Thorpe, who retired from swimming last fall, has been an outspoken critic of the procedures used by FINA, the sport’s governing body, to catch drug cheats. He was once reprimanded by FINA for claiming that the organization was naïve in thinking that all swimmers at the Athens Olympics were drug free. Thorpe also expressed suspicion of the timing of the leak, which occurred the same week as the world championships in his home country. “I don’t think it was a coincidence that it happened here,” he said in a statement.

Doping allegations are nothing new to this sport -- I remember the East German and Soviet women being under suspicion of steroid usage in the 1980s.

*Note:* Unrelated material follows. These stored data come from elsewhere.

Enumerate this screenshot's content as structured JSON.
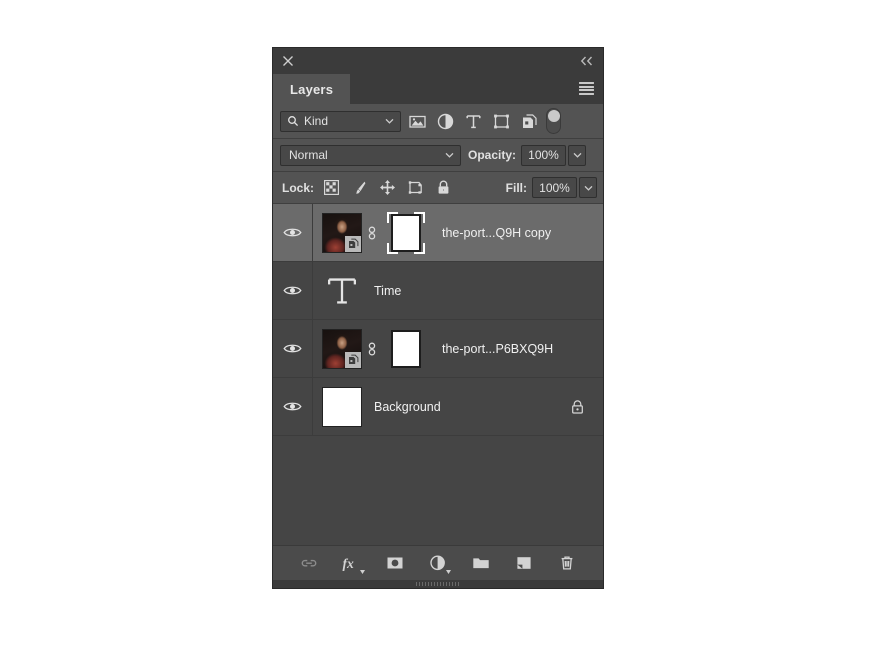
{
  "panel": {
    "title_tab": "Layers",
    "close_icon": "close-icon",
    "collapse_icon": "double-chevron-left-icon",
    "menu_icon": "panel-menu-icon"
  },
  "filter_row": {
    "kind_label": "Kind",
    "search_icon": "search-icon",
    "dropdown_icon": "chevron-down-icon",
    "type_filters": [
      {
        "name": "filter-pixel-layers",
        "icon": "image-icon"
      },
      {
        "name": "filter-adjustment-layers",
        "icon": "adjustment-circle-icon"
      },
      {
        "name": "filter-type-layers",
        "icon": "text-t-icon"
      },
      {
        "name": "filter-shape-layers",
        "icon": "shape-icon"
      },
      {
        "name": "filter-smart-objects",
        "icon": "smart-object-icon"
      }
    ],
    "toggle": {
      "name": "filter-enable-toggle",
      "state": "off"
    }
  },
  "blend_row": {
    "blend_mode": "Normal",
    "opacity_label": "Opacity:",
    "opacity_value": "100%",
    "dropdown_icon": "chevron-down-icon"
  },
  "lock_row": {
    "lock_label": "Lock:",
    "lock_buttons": [
      {
        "name": "lock-transparent-pixels",
        "icon": "checkerboard-icon"
      },
      {
        "name": "lock-image-pixels",
        "icon": "brush-icon"
      },
      {
        "name": "lock-position",
        "icon": "move-arrows-icon"
      },
      {
        "name": "lock-artboard-nesting",
        "icon": "artboard-icon"
      },
      {
        "name": "lock-all",
        "icon": "padlock-icon"
      }
    ],
    "fill_label": "Fill:",
    "fill_value": "100%"
  },
  "layers": [
    {
      "name": "the-port...Q9H copy",
      "selected": true,
      "visible": true,
      "thumb_type": "photo",
      "smart_object": true,
      "linked": true,
      "has_mask": true,
      "mask_targeted": true,
      "locked": false
    },
    {
      "name": "Time",
      "selected": false,
      "visible": true,
      "thumb_type": "type",
      "smart_object": false,
      "linked": false,
      "has_mask": false,
      "mask_targeted": false,
      "locked": false
    },
    {
      "name": "the-port...P6BXQ9H",
      "selected": false,
      "visible": true,
      "thumb_type": "photo",
      "smart_object": true,
      "linked": true,
      "has_mask": true,
      "mask_targeted": false,
      "locked": false
    },
    {
      "name": "Background",
      "selected": false,
      "visible": true,
      "thumb_type": "white",
      "smart_object": false,
      "linked": false,
      "has_mask": false,
      "mask_targeted": false,
      "locked": true
    }
  ],
  "bottom_toolbar": [
    {
      "name": "link-layers-button",
      "icon": "link-icon",
      "enabled": false
    },
    {
      "name": "layer-style-button",
      "icon": "fx-icon",
      "enabled": true
    },
    {
      "name": "add-layer-mask-button",
      "icon": "mask-icon",
      "enabled": true
    },
    {
      "name": "new-adjustment-layer-button",
      "icon": "adjustment-circle-icon",
      "enabled": true
    },
    {
      "name": "new-group-button",
      "icon": "folder-icon",
      "enabled": true
    },
    {
      "name": "new-layer-button",
      "icon": "new-layer-icon",
      "enabled": true
    },
    {
      "name": "delete-layer-button",
      "icon": "trash-icon",
      "enabled": true
    }
  ],
  "colors": {
    "panel_bg": "#434343",
    "row_bg": "#535353",
    "list_bg": "#454545",
    "selected_row": "#6b6b6b",
    "text": "#f0f0f0",
    "icon": "#d8d8d8"
  }
}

While I believe that Thorpe is not involved in doping – any athlete that is openly critical of the dope testing procedures isn’t likely to be involved with drugs himself, in my humble opinion – it may have a reverberating effect on other swimmers and the entire sport. After witnessing Phelps’ performance at the world championships, one wonders if there is going to be a carryover effect. In other words, if some people suspect Thorpe to be guilty of doping, would they also suspect Phelps? Will this investigation mar what has become one of the most surprising and incredible sports stories of 2007?